15 10. Mit dem Vortrag der Kläger zur Notwendigkeit einer Öffentlichkeitsbeteiligung infolge der Rechtsprechung des Gerichtshofs der Europäischen Union zur Wasserrahmenrichtlinie hat sich der Senat ausführlich im vorangegangenen Eilverfahren BVerwG 9 VR 1.21 befasst. Hiergegen haben die Kläger im Hauptsacheverfahren vorgetragen, der mit dem Tunnel unterfahrene Bereich ihrer Grundstücke sei mit Fichten bewachsen, durch die das Grundwasser genutzt werde. Die nicht ausdrückliche Erwähnung dieses Vortrags kann keinen Gehörsverstoß begründen, weil sich aus diesem Vortrag offenkundig kein Grundwasserentnahme recht der Kläger im Sinne des Urteils des Gerichtshofs der Europäischen Union vom 28. Mai 2020 (C-535/18 [ECLI:​EU:​C:​2020:​391]) ergibt.
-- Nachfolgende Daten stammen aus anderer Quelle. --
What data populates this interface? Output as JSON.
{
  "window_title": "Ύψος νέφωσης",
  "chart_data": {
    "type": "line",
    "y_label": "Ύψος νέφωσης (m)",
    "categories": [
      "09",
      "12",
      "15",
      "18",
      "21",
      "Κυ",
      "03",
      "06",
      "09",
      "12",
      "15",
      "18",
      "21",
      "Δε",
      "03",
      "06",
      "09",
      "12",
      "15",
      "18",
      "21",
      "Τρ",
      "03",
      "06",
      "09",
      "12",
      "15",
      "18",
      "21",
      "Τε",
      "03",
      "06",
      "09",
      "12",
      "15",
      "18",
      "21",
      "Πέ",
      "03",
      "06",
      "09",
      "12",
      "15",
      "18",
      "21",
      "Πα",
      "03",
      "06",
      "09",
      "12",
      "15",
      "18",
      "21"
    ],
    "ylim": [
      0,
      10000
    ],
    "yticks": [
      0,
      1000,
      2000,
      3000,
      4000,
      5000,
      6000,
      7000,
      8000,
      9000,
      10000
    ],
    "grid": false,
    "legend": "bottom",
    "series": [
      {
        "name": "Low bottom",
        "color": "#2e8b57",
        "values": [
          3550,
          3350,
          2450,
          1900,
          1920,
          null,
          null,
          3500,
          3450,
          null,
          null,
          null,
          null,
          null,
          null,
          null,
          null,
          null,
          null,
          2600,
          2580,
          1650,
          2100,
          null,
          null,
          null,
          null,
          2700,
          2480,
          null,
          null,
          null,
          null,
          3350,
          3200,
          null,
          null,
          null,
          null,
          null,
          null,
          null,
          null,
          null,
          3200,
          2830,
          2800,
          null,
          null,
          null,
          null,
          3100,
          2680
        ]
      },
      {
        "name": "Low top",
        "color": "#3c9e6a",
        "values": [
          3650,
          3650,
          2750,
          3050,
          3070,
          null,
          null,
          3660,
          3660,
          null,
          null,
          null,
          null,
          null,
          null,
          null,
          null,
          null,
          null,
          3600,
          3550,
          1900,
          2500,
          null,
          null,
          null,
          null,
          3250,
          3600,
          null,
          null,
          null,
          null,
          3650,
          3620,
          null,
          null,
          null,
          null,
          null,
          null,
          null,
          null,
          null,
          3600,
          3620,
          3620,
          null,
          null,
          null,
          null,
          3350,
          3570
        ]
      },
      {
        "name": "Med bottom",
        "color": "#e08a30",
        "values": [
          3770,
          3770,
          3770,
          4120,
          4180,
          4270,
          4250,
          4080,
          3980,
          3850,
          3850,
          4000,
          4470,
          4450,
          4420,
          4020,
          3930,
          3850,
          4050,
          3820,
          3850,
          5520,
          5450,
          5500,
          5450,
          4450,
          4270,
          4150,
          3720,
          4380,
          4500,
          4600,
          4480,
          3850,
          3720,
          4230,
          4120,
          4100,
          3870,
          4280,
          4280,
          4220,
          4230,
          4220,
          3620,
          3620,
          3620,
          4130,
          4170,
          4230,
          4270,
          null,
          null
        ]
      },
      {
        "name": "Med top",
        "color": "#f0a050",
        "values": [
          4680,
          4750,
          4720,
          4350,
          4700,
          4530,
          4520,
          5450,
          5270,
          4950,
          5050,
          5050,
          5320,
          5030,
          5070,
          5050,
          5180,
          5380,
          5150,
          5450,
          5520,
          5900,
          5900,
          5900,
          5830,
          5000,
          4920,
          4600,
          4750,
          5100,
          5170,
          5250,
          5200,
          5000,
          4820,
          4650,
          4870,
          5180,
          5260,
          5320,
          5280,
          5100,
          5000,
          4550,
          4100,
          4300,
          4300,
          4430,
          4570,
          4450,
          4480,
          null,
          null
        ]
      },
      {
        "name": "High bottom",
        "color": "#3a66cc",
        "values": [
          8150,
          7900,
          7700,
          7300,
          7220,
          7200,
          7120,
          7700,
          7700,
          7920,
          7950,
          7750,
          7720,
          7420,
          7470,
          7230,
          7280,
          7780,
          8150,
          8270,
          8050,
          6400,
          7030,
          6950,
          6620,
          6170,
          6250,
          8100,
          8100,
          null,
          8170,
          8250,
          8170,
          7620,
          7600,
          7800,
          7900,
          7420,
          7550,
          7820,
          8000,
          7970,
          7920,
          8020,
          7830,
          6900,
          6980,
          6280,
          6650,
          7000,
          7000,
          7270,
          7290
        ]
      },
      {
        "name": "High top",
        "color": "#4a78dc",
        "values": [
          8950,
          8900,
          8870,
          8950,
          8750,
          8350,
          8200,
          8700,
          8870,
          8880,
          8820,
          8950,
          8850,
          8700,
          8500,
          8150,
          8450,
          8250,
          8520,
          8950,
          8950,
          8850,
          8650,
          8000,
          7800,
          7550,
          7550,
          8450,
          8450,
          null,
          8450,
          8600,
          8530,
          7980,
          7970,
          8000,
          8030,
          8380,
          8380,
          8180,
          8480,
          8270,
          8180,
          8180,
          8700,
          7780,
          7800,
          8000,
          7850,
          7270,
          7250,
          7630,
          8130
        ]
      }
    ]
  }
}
16 11. Hinsichtlich des Vortrags zu den wassertechnischen Untersuchungen scheitert die Gehörsrüge schon daran, dass die Kläger weder in ihrem in Bezug genommenen Schriftsatz vom 22. Februar 2021 (S. 16 f.) noch jetzt dargelegt haben (§ 152a Abs. 2 Satz 6 VwGO), inwiefern die geltend gemachten Mängel dieser Untersuchungen ihre Belange berühren und deshalb nach der in der mündlichen Verhandlung des Senats erörterten Rechtsauffassung des Senats entscheidungserheblich sein könnten (§ 152a Abs. 1 Satz 1 Nr. 2 VwGO).

17 12. Wegen der nunmehr in Bezug genommenen jagdlichen Beschränkung hätte es den Klägern oblegen, sich im Klageverfahren rechtliches Gehör zu verschaffen, falls sie hierdurch eine Beeinträchtigung ihrer jagdlichen Belange befürchten. Ihr Vortrag dazu (Schriftsatz vom 22. Februar 2021, S. 16) war jedenfalls gänzlich unsubstantiiert.

18 Die Kostenentscheidung beruht auf § 154 Abs. 1 VwGO, § 159 Satz 1 i.V.m. § 100 ZPO. Einer Streitwertfestsetzung bedarf es nicht, weil sich die Höhe der Gerichtsgebühr nicht nach dem Streitwert bemisst, sondern unmittelbar aus Nummer 5400 der Anlage 1 zu § 3 Abs. 2 GKG ergibt.